The British Sunday roast as a household institution is documented from the seventeenth century onward as a Sunday-midday meal in which a joint of meat, cooked at the kitchen fire or sent to the local bakehouse to roast, was the centre of the plate. Hannah Glasse, writing in her 1747 London cookery book, sets out the roasting method and the standard accompaniments that the modern Sunday plate still runs on, including the mustard and the horseradish that condition the Monday sandwich made off the leftover joint.

The Monday-leftover sandwich is not the invention of any one cookbook. It is a working-class and middle-class household practice running across British kitchen writing from the late nineteenth century, where leftover roast was packed into lunchboxes and dinner pails as Monday workplace food.

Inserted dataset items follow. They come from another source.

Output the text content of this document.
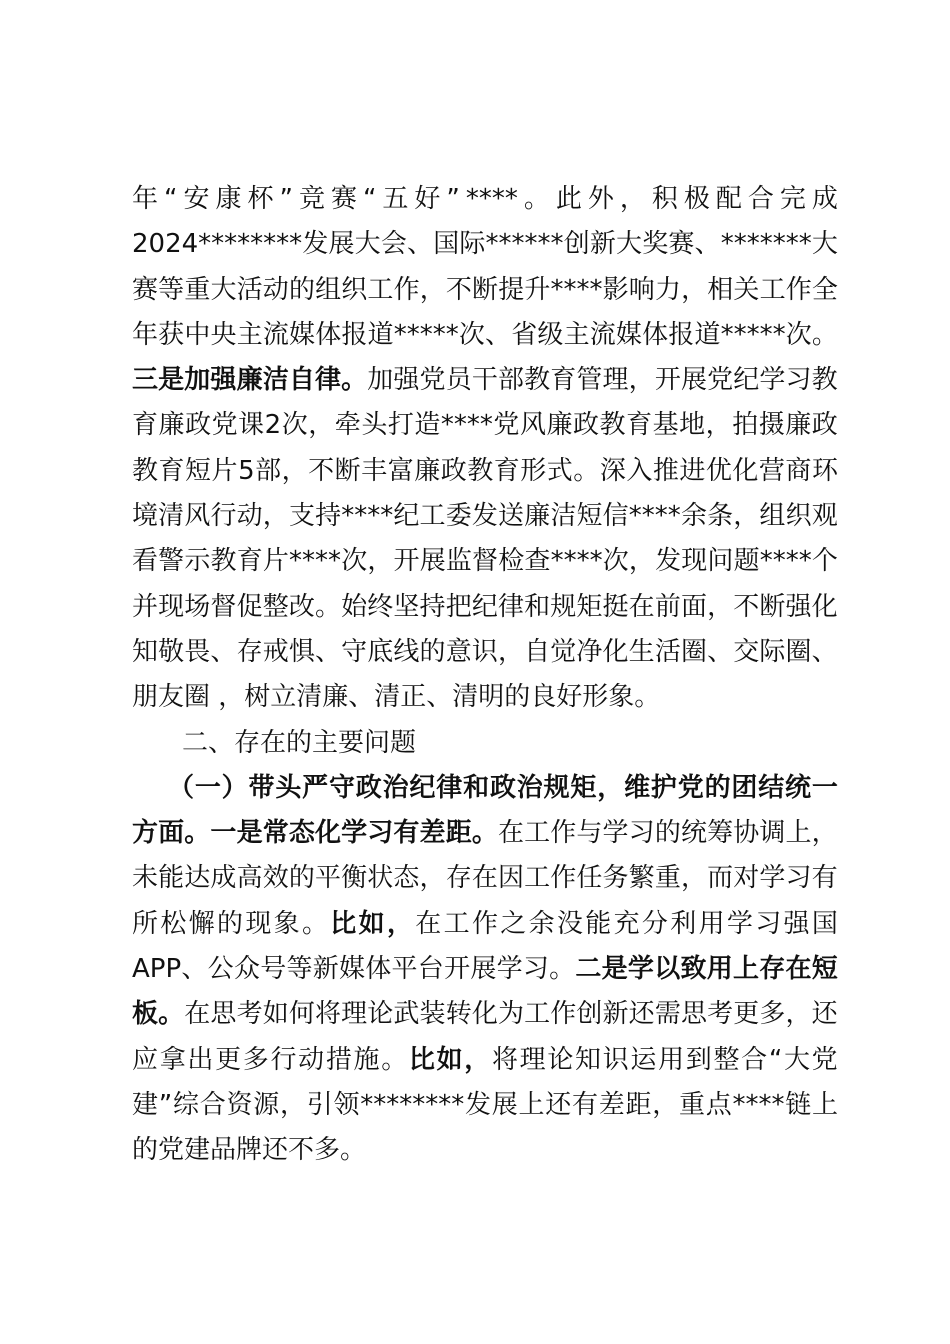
年 “ 安 康 杯 ” 竞 赛 “ 五 好 ” **** 。 此 外 ， 积 极 配 合 完 成
2024******** 发 展 大 会 、 国 际 ****** 创 新 大 奖 赛 、 ******* 大
赛 等 重 大 活 动 的 组 织 工 作 ， 不 断 提 升 **** 影 响 力 ， 相 关 工 作 全
年 获 中 央 主 流 媒 体 报 道 ***** 次 、 省 级 主 流 媒 体 报 道 ***** 次 。
三 是 加 强 廉 洁 自 律 。 加 强 党 员 干 部 教 育 管 理 ， 开 展 党 纪 学 习 教
育 廉 政 党 课 2 次 ， 牵 头 打 造 **** 党 风 廉 政 教 育 基 地 ， 拍 摄 廉 政
教 育 短 片 5 部 ， 不 断 丰 富 廉 政 教 育 形 式 。 深 入 推 进 优 化 营 商 环
境 清 风 行 动 ， 支 持 **** 纪 工 委 发 送 廉 洁 短 信 **** 余 条 ， 组 织 观
看 警 示 教 育 片 **** 次 ， 开 展 监 督 检 查 **** 次 ， 发 现 问 题 **** 个
并 现 场 督 促 整 改 。 始 终 坚 持 把 纪 律 和 规 矩 挺 在 前 面 ， 不 断 强 化
知 敬 畏 、 存 戒 惧 、 守 底 线 的 意 识 ， 自 觉 净 化 生 活 圈 、 交 际 圈 、
朋友圈 ，树立清廉、清正、清明的良好形象。
二、存在的主要问题
（ 一 ） 带 头 严 守 政 治 纪 律 和 政 治 规 矩 ， 维 护 党 的 团 结 统 一
方 面 。 一 是 常 态 化 学 习 有 差 距 。 在 工 作 与 学 习 的 统 筹 协 调 上 ，
未 能 达 成 高 效 的 平 衡 状 态 ， 存 在 因 工 作 任 务 繁 重 ， 而 对 学 习 有
所 松 懈 的 现 象 。 比 如 ， 在 工 作 之 余 没 能 充 分 利 用 学 习 强 国
APP 、 公 众 号 等 新 媒 体 平 台 开 展 学 习 。 二 是 学 以 致 用 上 存 在 短
板 。 在 思 考 如 何 将 理 论 武 装 转 化 为 工 作 创 新 还 需 思 考 更 多 ， 还
应 拿 出 更 多 行 动 措 施 。 比 如 ， 将 理 论 知 识 运 用 到 整 合 “ 大 党
建 ” 综 合 资 源 ， 引 领 ******** 发 展 上 还 有 差 距 ， 重 点 **** 链 上
的党建品牌还不多。
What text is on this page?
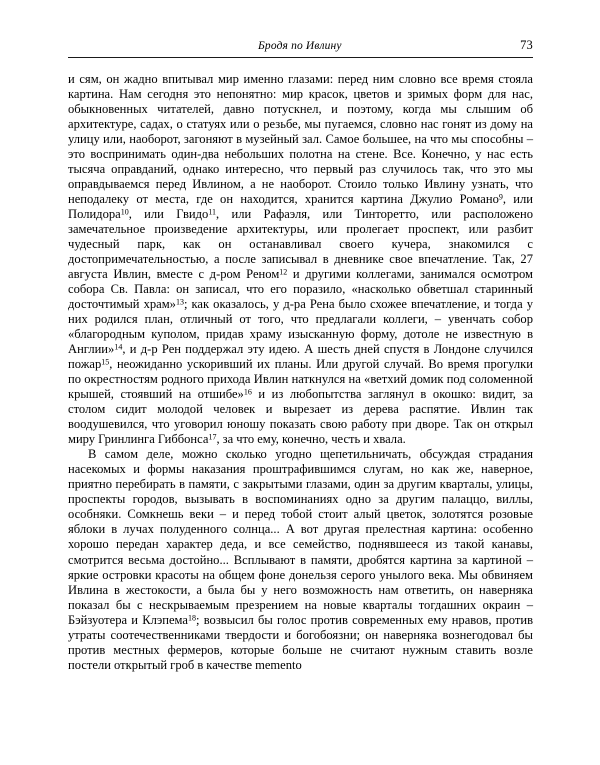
Бродя по Ивлину	73

и сям, он жадно впитывал мир именно глазами: перед ним словно все время стояла картина. Нам сегодня это непонятно: мир красок, цветов и зримых форм для нас, обыкновенных читателей, давно потускнел, и поэтому, когда мы слышим об архитектуре, садах, о статуях или о резьбе, мы пугаемся, словно нас гонят из дому на улицу или, наоборот, загоняют в музейный зал. Самое большее, на что мы способны – это воспринимать один-два небольших полотна на стене. Все. Конечно, у нас есть тысяча оправданий, однако интересно, что первый раз случилось так, что это мы оправдываемся перед Ивлином, а не наоборот. Стоило только Ивлину узнать, что неподалеку от места, где он находится, хранится картина Джулио Романо$^9$, или Полидора$^{10}$, или Гвидо$^{11}$, или Рафаэля, или Тинторетто, или расположено замечательное произведение архитектуры, или пролегает проспект, или разбит чудесный парк, как он останавливал своего кучера, знакомился с достопримечательностью, а после записывал в дневнике свое впечатление. Так, 27 августа Ивлин, вместе с д-ром Реном$^{12}$ и другими коллегами, занимался осмотром собора Св. Павла: он записал, что его поразило, «насколько обветшал старинный досточтимый храм»$^{13}$; как оказалось, у д-ра Рена было схожее впечатление, и тогда у них родился план, отличный от того, что предлагали коллеги, – увенчать собор «благородным куполом, придав храму изысканную форму, дотоле не известную в Англии»$^{14}$, и д-р Рен поддержал эту идею. А шесть дней спустя в Лондоне случился пожар$^{15}$, неожиданно ускоривший их планы. Или другой случай. Во время прогулки по окрестностям родного прихода Ивлин наткнулся на «ветхий домик под соломенной крышей, стоявший на отшибе»$^{16}$ и из любопытства заглянул в окошко: видит, за столом сидит молодой человек и вырезает из дерева распятие. Ивлин так воодушевился, что уговорил юношу показать свою работу при дворе. Так он открыл миру Гринлинга Гиббонса$^{17}$, за что ему, конечно, честь и хвала.

В самом деле, можно сколько угодно щепетильничать, обсуждая страдания насекомых и формы наказания проштрафившимся слугам, но как же, наверное, приятно перебирать в памяти, с закрытыми глазами, один за другим кварталы, улицы, проспекты городов, вызывать в воспоминаниях одно за другим палаццо, виллы, особняки. Сомкнешь веки – и перед тобой стоит алый цветок, золотятся розовые яблоки в лучах полуденного солнца... А вот другая прелестная картина: особенно хорошо передан характер деда, и все семейство, поднявшееся из такой канавы, смотрится весьма достойно... Всплывают в памяти, дробятся картина за картиной – яркие островки красоты на общем фоне донельзя серого унылого века. Мы обвиняем Ивлина в жестокости, а была бы у него возможность нам ответить, он наверняка показал бы с нескрываемым презрением на новые кварталы тогдашних окраин – Бэйзуотера и Клэпема$^{18}$; возвысил бы голос против современных ему нравов, против утраты соотечественниками твердости и богобоязни; он наверняка вознегодовал бы против местных фермеров, которые больше не считают нужным ставить возле постели открытый гроб в качестве memento
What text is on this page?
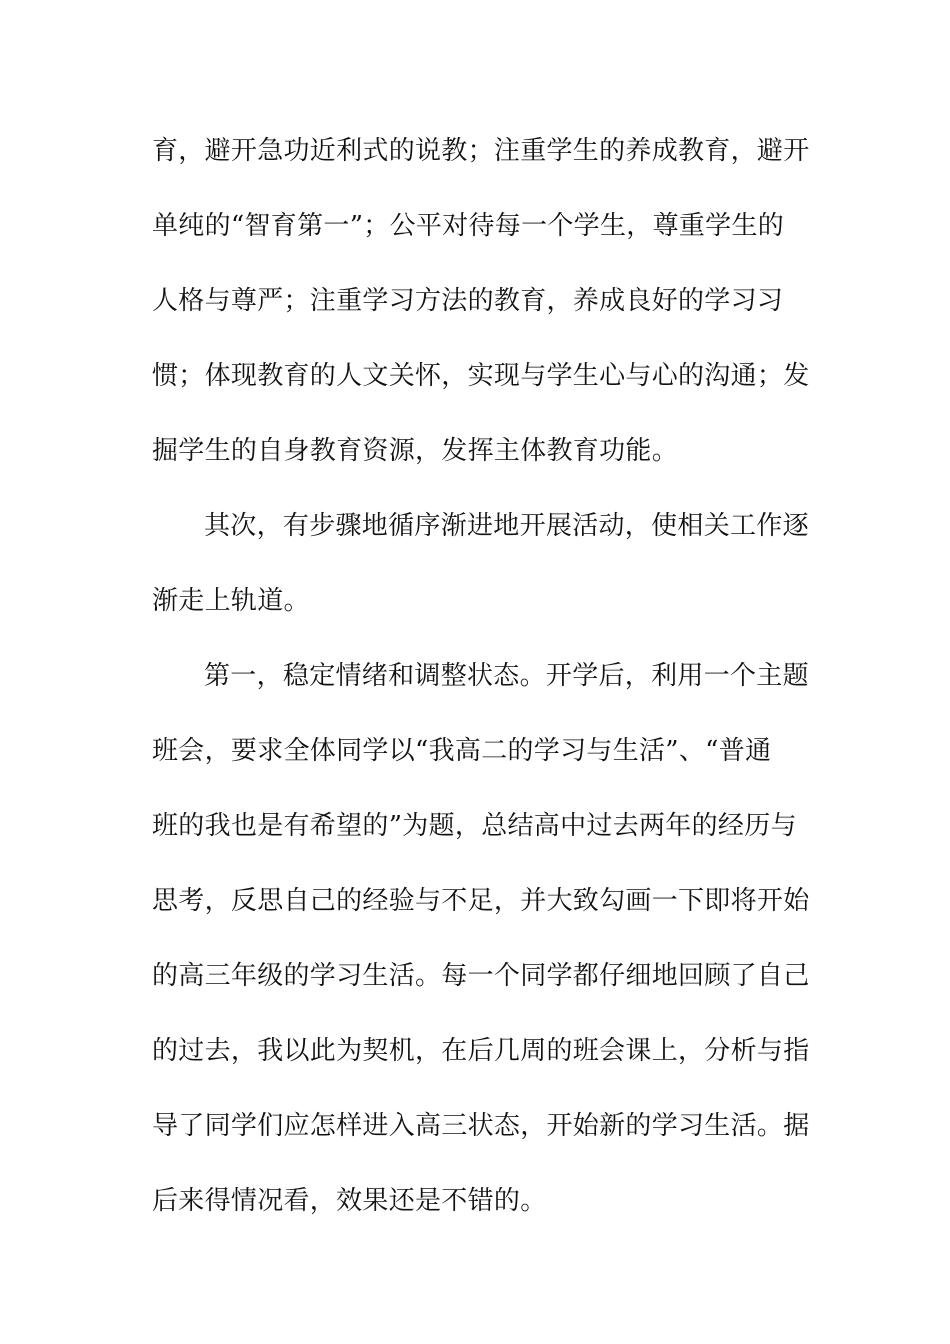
育，避开急功近利式的说教；注重学生的养成教育，避开
单纯的“智育第一”；公平对待每一个学生，尊重学生的
人格与尊严；注重学习方法的教育，养成良好的学习习
惯；体现教育的人文关怀，实现与学生心与心的沟通；发
掘学生的自身教育资源，发挥主体教育功能。
其次，有步骤地循序渐进地开展活动，使相关工作逐
渐走上轨道。
第一，稳定情绪和调整状态。开学后，利用一个主题
班会，要求全体同学以“我高二的学习与生活”、“普通
班的我也是有希望的”为题，总结高中过去两年的经历与
思考，反思自己的经验与不足，并大致勾画一下即将开始
的高三年级的学习生活。每一个同学都仔细地回顾了自己
的过去，我以此为契机，在后几周的班会课上，分析与指
导了同学们应怎样进入高三状态，开始新的学习生活。据
后来得情况看，效果还是不错的。
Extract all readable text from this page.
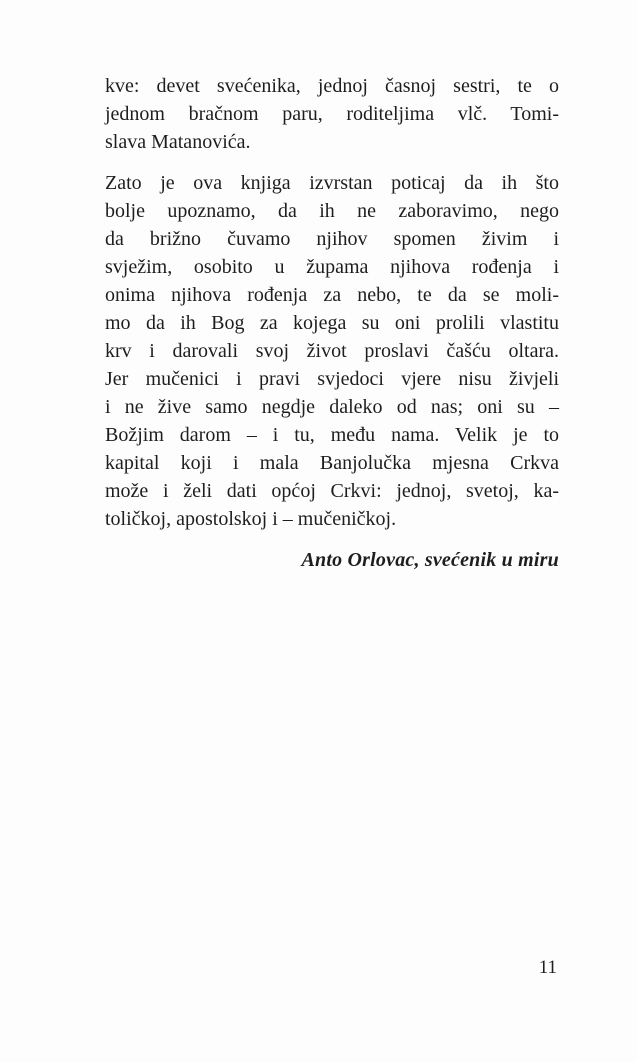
kve: devet svećenika, jednoj časnoj sestri, te o
jednom bračnom paru, roditeljima vlč. Tomi-
slava Matanovića.

Zato je ova knjiga izvrstan poticaj da ih što
bolje upoznamo, da ih ne zaboravimo, nego
da brižno čuvamo njihov spomen živim i
svježim, osobito u župama njihova rođenja i
onima njihova rođenja za nebo, te da se moli-
mo da ih Bog za kojega su oni prolili vlastitu
krv i darovali svoj život proslavi čašću oltara.
Jer mučenici i pravi svjedoci vjere nisu živjeli
i ne žive samo negdje daleko od nas; oni su –
Božjim darom – i tu, među nama. Velik je to
kapital koji i mala Banjolučka mjesna Crkva
može i želi dati općoj Crkvi: jednoj, svetoj, ka-
toličkoj, apostolskoj i – mučeničkoj.

Anto Orlovac, svećenik u miru
11
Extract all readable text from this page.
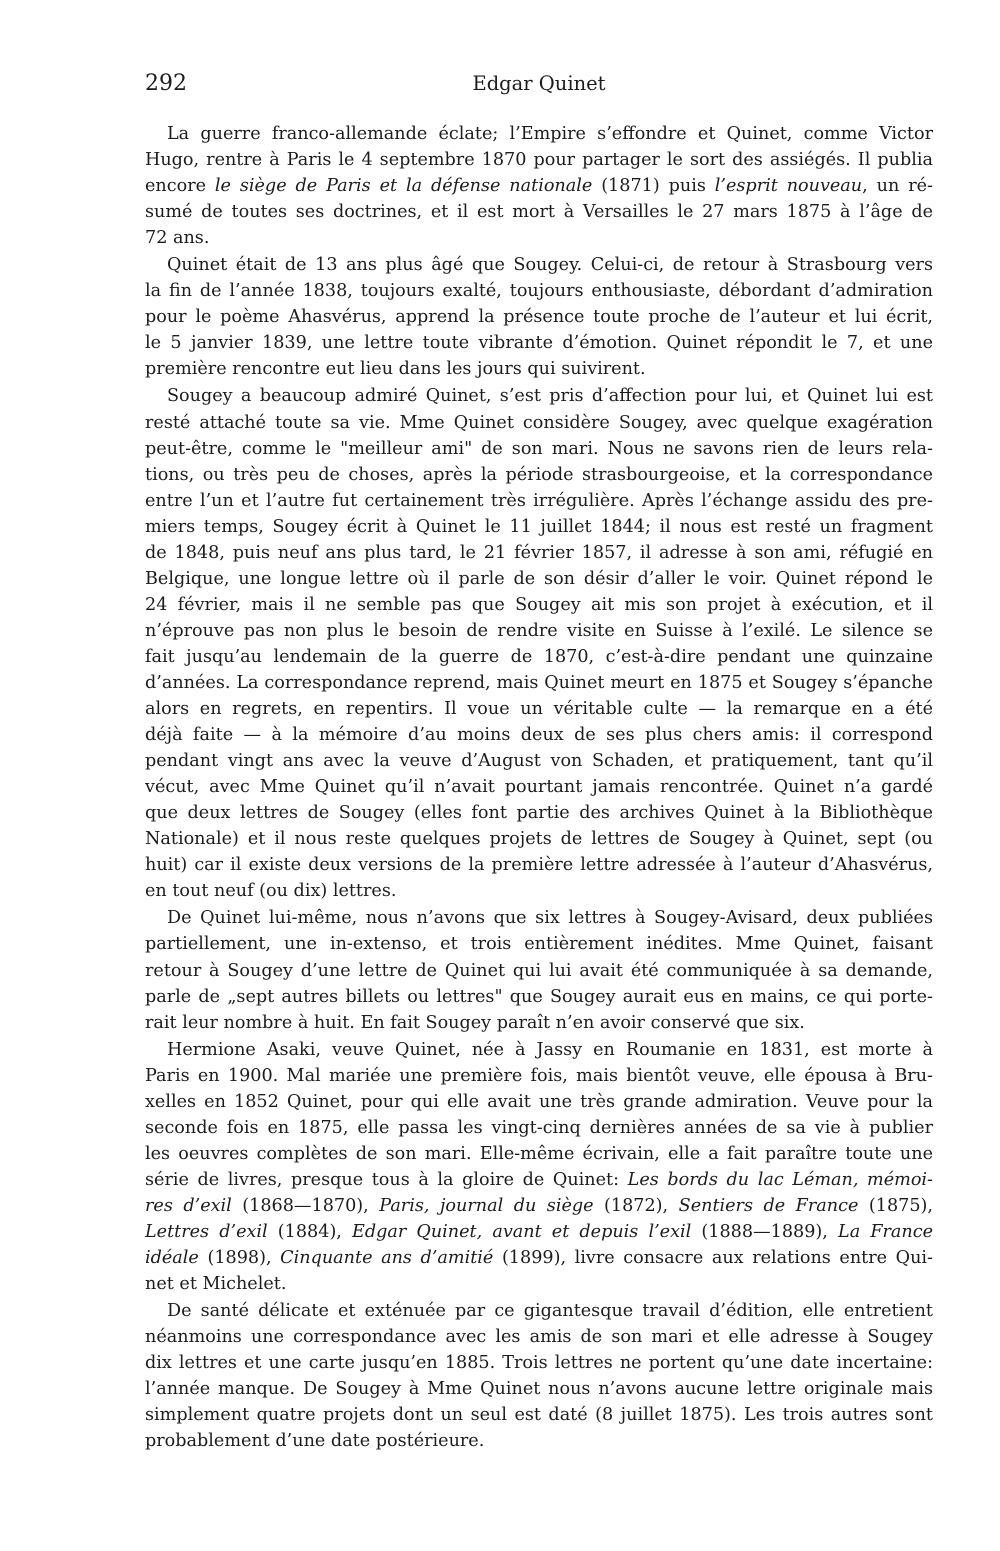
292	Edgar Quinet
La guerre franco-allemande éclate; l’Empire s’effondre et Quinet, comme Victor
Hugo, rentre à Paris le 4 septembre 1870 pour partager le sort des assiégés. Il publia
encore le siège de Paris et la défense nationale (1871) puis l’esprit nouveau, un ré-
sumé de toutes ses doctrines, et il est mort à Versailles le 27 mars 1875 à l’âge de
72 ans.
Quinet était de 13 ans plus âgé que Sougey. Celui-ci, de retour à Strasbourg vers
la fin de l’année 1838, toujours exalté, toujours enthousiaste, débordant d’admiration
pour le poème Ahasvérus, apprend la présence toute proche de l’auteur et lui écrit,
le 5 janvier 1839, une lettre toute vibrante d’émotion. Quinet répondit le 7, et une
première rencontre eut lieu dans les jours qui suivirent.
Sougey a beaucoup admiré Quinet, s’est pris d’affection pour lui, et Quinet lui est
resté attaché toute sa vie. Mme Quinet considère Sougey, avec quelque exagération
peut-être, comme le "meilleur ami" de son mari. Nous ne savons rien de leurs rela-
tions, ou très peu de choses, après la période strasbourgeoise, et la correspondance
entre l’un et l’autre fut certainement très irrégulière. Après l’échange assidu des pre-
miers temps, Sougey écrit à Quinet le 11 juillet 1844; il nous est resté un fragment
de 1848, puis neuf ans plus tard, le 21 février 1857, il adresse à son ami, réfugié en
Belgique, une longue lettre où il parle de son désir d’aller le voir. Quinet répond le
24 février, mais il ne semble pas que Sougey ait mis son projet à exécution, et il
n’éprouve pas non plus le besoin de rendre visite en Suisse à l’exilé. Le silence se
fait jusqu’au lendemain de la guerre de 1870, c’est-à-dire pendant une quinzaine
d’années. La correspondance reprend, mais Quinet meurt en 1875 et Sougey s’épanche
alors en regrets, en repentirs. Il voue un véritable culte — la remarque en a été
déjà faite — à la mémoire d’au moins deux de ses plus chers amis: il correspond
pendant vingt ans avec la veuve d’August von Schaden, et pratiquement, tant qu’il
vécut, avec Mme Quinet qu’il n’avait pourtant jamais rencontrée. Quinet n’a gardé
que deux lettres de Sougey (elles font partie des archives Quinet à la Bibliothèque
Nationale) et il nous reste quelques projets de lettres de Sougey à Quinet, sept (ou
huit) car il existe deux versions de la première lettre adressée à l’auteur d’Ahasvérus,
en tout neuf (ou dix) lettres.
De Quinet lui-même, nous n’avons que six lettres à Sougey-Avisard, deux publiées
partiellement, une in-extenso, et trois entièrement inédites. Mme Quinet, faisant
retour à Sougey d’une lettre de Quinet qui lui avait été communiquée à sa demande,
parle de „sept autres billets ou lettres" que Sougey aurait eus en mains, ce qui porte-
rait leur nombre à huit. En fait Sougey paraît n’en avoir conservé que six.
Hermione Asaki, veuve Quinet, née à Jassy en Roumanie en 1831, est morte à
Paris en 1900. Mal mariée une première fois, mais bientôt veuve, elle épousa à Bru-
xelles en 1852 Quinet, pour qui elle avait une très grande admiration. Veuve pour la
seconde fois en 1875, elle passa les vingt-cinq dernières années de sa vie à publier
les oeuvres complètes de son mari. Elle-même écrivain, elle a fait paraître toute une
série de livres, presque tous à la gloire de Quinet: Les bords du lac Léman, mémoi-
res d’exil (1868—1870), Paris, journal du siège (1872), Sentiers de France (1875),
Lettres d’exil (1884), Edgar Quinet, avant et depuis l’exil (1888—1889), La France
idéale (1898), Cinquante ans d’amitié (1899), livre consacre aux relations entre Qui-
net et Michelet.
De santé délicate et exténuée par ce gigantesque travail d’édition, elle entretient
néanmoins une correspondance avec les amis de son mari et elle adresse à Sougey
dix lettres et une carte jusqu’en 1885. Trois lettres ne portent qu’une date incertaine:
l’année manque. De Sougey à Mme Quinet nous n’avons aucune lettre originale mais
simplement quatre projets dont un seul est daté (8 juillet 1875). Les trois autres sont
probablement d’une date postérieure.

The Beeton compendium associated with Isabella Beeton, sold by her husband Samuel Orchart Beeton in serial form through 1859 to 1861, gives instructions for the second-day use of a Sunday joint as cold meat in sandwiches, mince, hash, and rissoles, the sandwich the simplest reading of the four.

The economic logic that holds the sandwich together is older than its printed form. A British household that could afford a weekend joint stretched it across the working week through cold meat in bread, hash in a pan, and broth from the bones, and the Monday sandwich is the first move in that economy. The 1861 Beeton volume printed the practice in London under Samuel Orchart Beeton's name; the household custom in upland Wales and the northern English mills was already older.